Gold, the fear trade, has become the ultimate greed trade
The shiny metal cracked above $3,500 per troy ounce for the first time ever.
In real-life terms, gold is what you buy when you want to be flashy, or you’ve made a Very Big Mistake you need to make up for.
In investment terms, gold is what you buy when either a) you have deep distrust in the foundations of the global financial system, or b) you have nothing else you want to buy.
As such, a world where traders are fleeing US assets in part because America is at the source of an upheaval in cross-border commerce has been very, very good for the shiny rock that has no yield.
What was deemed a “barbarous relic” by economist John Maynard Keynes set a fresh record high on Tuesday, cracking above $3,500 per troy ounce.
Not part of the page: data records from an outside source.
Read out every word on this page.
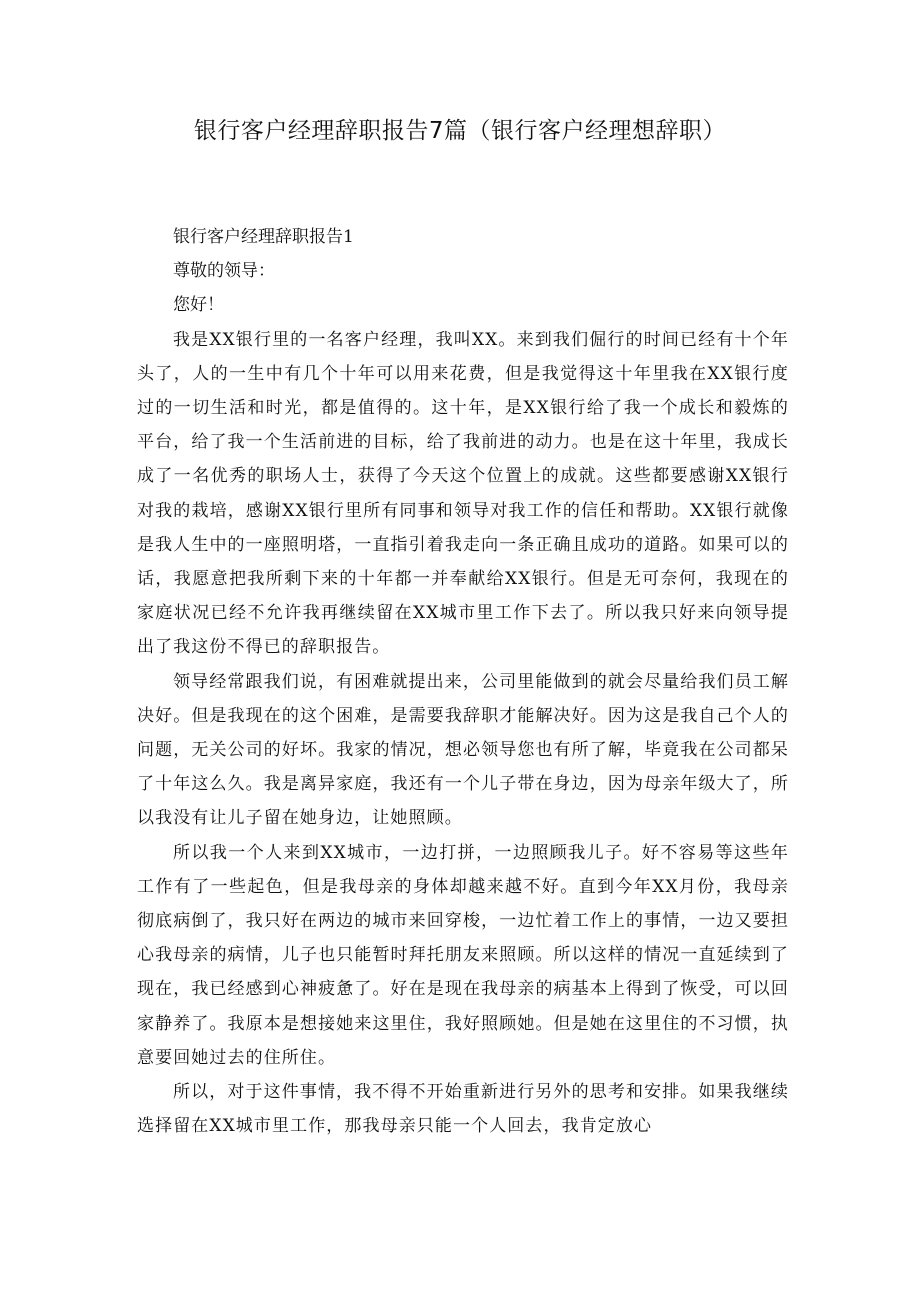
银行客户经理辞职报告7篇（银行客户经理想辞职）

银行客户经理辞职报告1

尊敬的领导：

您好！

我是XX银行里的一名客户经理，我叫XX。来到我们倔行的时间已经有十个年头了，人的一生中有几个十年可以用来花费，但是我觉得这十年里我在XX银行度过的一切生活和时光，都是值得的。这十年，是XX银行给了我一个成长和毅炼的平台，给了我一个生活前进的目标，给了我前进的动力。也是在这十年里，我成长成了一名优秀的职场人士，获得了今天这个位置上的成就。这些都要感谢XX银行对我的栽培，感谢XX银行里所有同事和领导对我工作的信任和帮助。XX银行就像是我人生中的一座照明塔，一直指引着我走向一条正确且成功的道路。如果可以的话，我愿意把我所剩下来的十年都一并奉献给XX银行。但是无可奈何，我现在的家庭状况已经不允许我再继续留在XX城市里工作下去了。所以我只好来向领导提出了我这份不得已的辞职报告。

领导经常跟我们说，有困难就提出来，公司里能做到的就会尽量给我们员工解决好。但是我现在的这个困难，是需要我辞职才能解决好。因为这是我自己个人的问题，无关公司的好坏。我家的情况，想必领导您也有所了解，毕竟我在公司都呆了十年这么久。我是离异家庭，我还有一个儿子带在身边，因为母亲年级大了，所以我没有让儿子留在她身边，让她照顾。

所以我一个人来到XX城市，一边打拼，一边照顾我儿子。好不容易等这些年工作有了一些起色，但是我母亲的身体却越来越不好。直到今年XX月份，我母亲彻底病倒了，我只好在两边的城市来回穿梭，一边忙着工作上的事情，一边又要担心我母亲的病情，儿子也只能暂时拜托朋友来照顾。所以这样的情况一直延续到了现在，我已经感到心神疲惫了。好在是现在我母亲的病基本上得到了恢受，可以回家静养了。我原本是想接她来这里住，我好照顾她。但是她在这里住的不习惯，执意要回她过去的住所住。

所以，对于这件事情，我不得不开始重新进行另外的思考和安排。如果我继续选择留在XX城市里工作，那我母亲只能一个人回去，我肯定放心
Gold is up nearly 30% year to date versus a 10% decline for the S&P 500.
It’s becoming more clear that what started as a fear trade — a move out of gold because of the perceived unattractiveness of everything else — is morphing into a wide-armed embrace of the yellow metal.
The signs:
Gold was deemed the most crowded trade by fund managers surveyed by Bank of America earlier this month.
A particularly voracious appetite for gold by China:
Long positions in front-month gold futures on the Shanghai Futures Exchange have jumped to a record of 124,366.
Less than one-third of the way through the year, net inflows into the Shanghai Gold ETF have already hit an annual record. On Tuesday, volumes in this product topped 77.8 million, the highest since its first day of trading.
Stateside, call options traded in SPDR Gold Shares ETF hit a record last week.
The shiny metal is in rarefied technical air, trading more than 20% above its 120-day moving average, per Brent Donnelly, president of Spectra Markets.
“Prior extensions where gold went 20% above or below the moving average were major turning points, every time. Sample size is only 9, but still,” Donnelly wrote, flagging one exception to this rule. “If you believe we are in a similar monetary reset to 1980, you could argue that another doubling of gold is imminent just like gold doubled after going 20% above the moving average in 1980.”